In America we have a number of such testimonies. In his "Self Help for Nervous Women", Doctor John K. Mitchell of Philadelphia, who may be taken to represent in this matter the Philadelphia School of Neurologists, to which his father lent such distinction, said:
"It is certainly true that considering as examples two such separated forms of religious belief as the Orthodox Jews and the strict Roman Catholics, one does not see as many patients from them as might be expected from their numbers, especially when it is remembered that Jews as a whole are very nervous people and that the Roman Catholic includes in this country among its members numbers of the most emotional race in the world.
"Of only one sect can I recall no example. It is not in my memory that a professing Quaker ever came into my hands to be treated for nervousness. If the opinion I have already stated so often is correct, namely that [{219}] want of control of the emotions and the overexpression of the feelings are prime causes of nervousness, then the fact that discipline of the emotions is a lesson early and constantly taught by the Friends would help to account for the infrequency of this disorder among them and adds emphasis to the belief in such a causation."
In writing a "Textbook of Psychotherapy" [Footnote 8] eight years ago one of the appendices was devoted to the relations between religion and psychotherapy. One of the paragraphs, written for physicians, and I may say that it has been read by many thousands of them, puts my own opinion on the dual subject of the nexus between religion, insanity and nervous disease, as succinctly as I can hope to put it. There is no doubt that an abiding sense of religion does much for people in the midst of their ailments and, above all, keeps them from developing those symptoms due to nervous worry and solicitude which so often are more annoying to the patient than the actual sufferings he or she may have to bear. While religion is often said to predispose to certain mental troubles, it is now well appreciated by psychiatrists that it is not religion that has the tendency to disturb the mind, but a disequilibrated mind has the tendency to exaggerate out of all reason its interest in anything that it takes up seriously. Whether the object of the attention be business, or pleasure, or sexuality, or religion, the unbalanced mind pays too much attention to it, becomes too exclusively occupied with it, and this overindulgence helps to form a vicious circle of unfavorable influence.
[Footnote 8: Appleton.]
While many people in their insanity, then, show exaggerated interest in religion, this is only like other [{220}] exaggerated interests of the disequilibrated, and religion itself is not the cause but only a coincidence in the matter.

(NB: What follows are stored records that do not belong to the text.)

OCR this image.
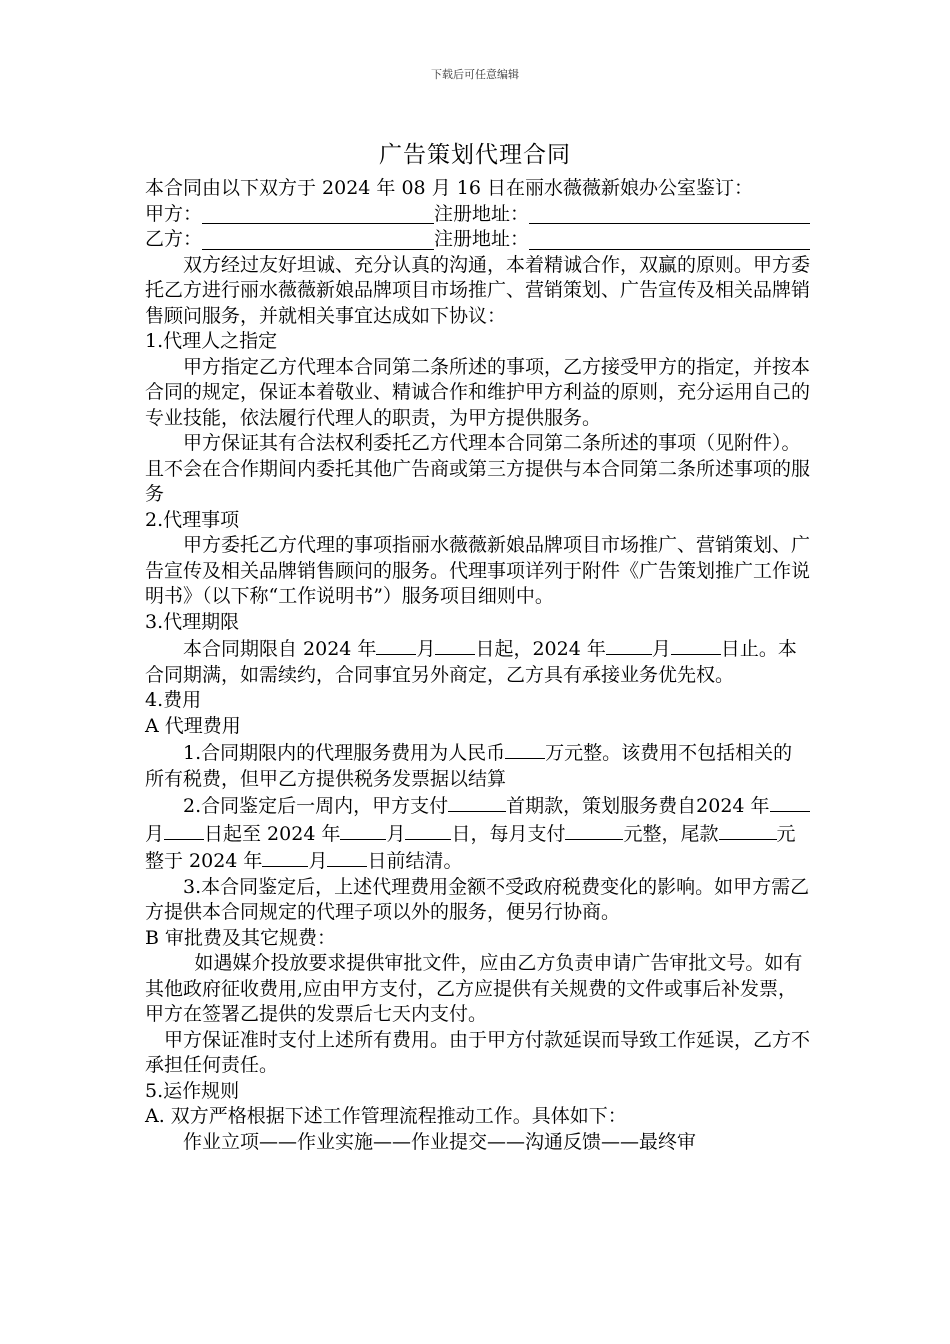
下载后可任意编辑
广告策划代理合同

本合同由以下双方于 2024 年 08 月 16 日在丽水薇薇新娘办公室鉴订：

甲方：	注册地址：
乙方：	注册地址：

双方经过友好坦诚、充分认真的沟通，本着精诚合作，双赢的原则。甲方委托乙方进行丽水薇薇新娘品牌项目市场推广、营销策划、广告宣传及相关品牌销售顾问服务，并就相关事宜达成如下协议：

1.代理人之指定

甲方指定乙方代理本合同第二条所述的事项，乙方接受甲方的指定，并按本合同的规定，保证本着敬业、精诚合作和维护甲方利益的原则，充分运用自己的专业技能，依法履行代理人的职责，为甲方提供服务。

甲方保证其有合法权利委托乙方代理本合同第二条所述的事项（见附件）。且不会在合作期间内委托其他广告商或第三方提供与本合同第二条所述事项的服务

2.代理事项

甲方委托乙方代理的事项指丽水薇薇新娘品牌项目市场推广、营销策划、广告宣传及相关品牌销售顾问的服务。代理事项详列于附件《广告策划推广工作说明书》（以下称“工作说明书”）服务项目细则中。

3.代理期限

本合同期限自 2024 年 月 日起，2024 年 月	日止。本合同期满，如需续约，合同事宜另外商定，乙方具有承接业务优先权。

4.费用

A 代理费用

1.合同期限内的代理服务费用为人民币 万元整。该费用不包括相关的所有税费，但甲乙方提供税务发票据以结算

2.合同鉴定后一周内，甲方支付	首期款，策划服务费自2024 年月 日起至 2024 年 月 日，每月支付	元整，尾款	元整于 2024 年 月 日前结清。

3.本合同鉴定后，上述代理费用金额不受政府税费变化的影响。如甲方需乙方提供本合同规定的代理子项以外的服务，便另行协商。

B 审批费及其它规费：

如遇媒介投放要求提供审批文件，应由乙方负责申请广告审批文号。如有其他政府征收费用,应由甲方支付，乙方应提供有关规费的文件或事后补发票， 甲方在签署乙提供的发票后七天内支付。

甲方保证准时支付上述所有费用。由于甲方付款延误而导致工作延误，乙方不承担任何责任。

5.运作规则

A. 双方严格根据下述工作管理流程推动工作。具体如下：

作业立项——作业实施——作业提交——沟通反馈——最终审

Some who are interested particularly in this subject, on reading this will at once revert to the fact that scruples are extremely common among the religiously inclined and that these are, after all, as a rule, only nervous symptoms which are surely fostered by religion. To say this, however, is to misapprehend the real meaning of scruples. The word is a very old one and means a little sharp stone, as if in trying to make progress the scrupulous found themselves hindered by having to walk over little sharp stones which so disturbed them that they were hampered in getting on. Above all, scruples put them into a state of mind where they hesitate as to whether they can go on at all or not.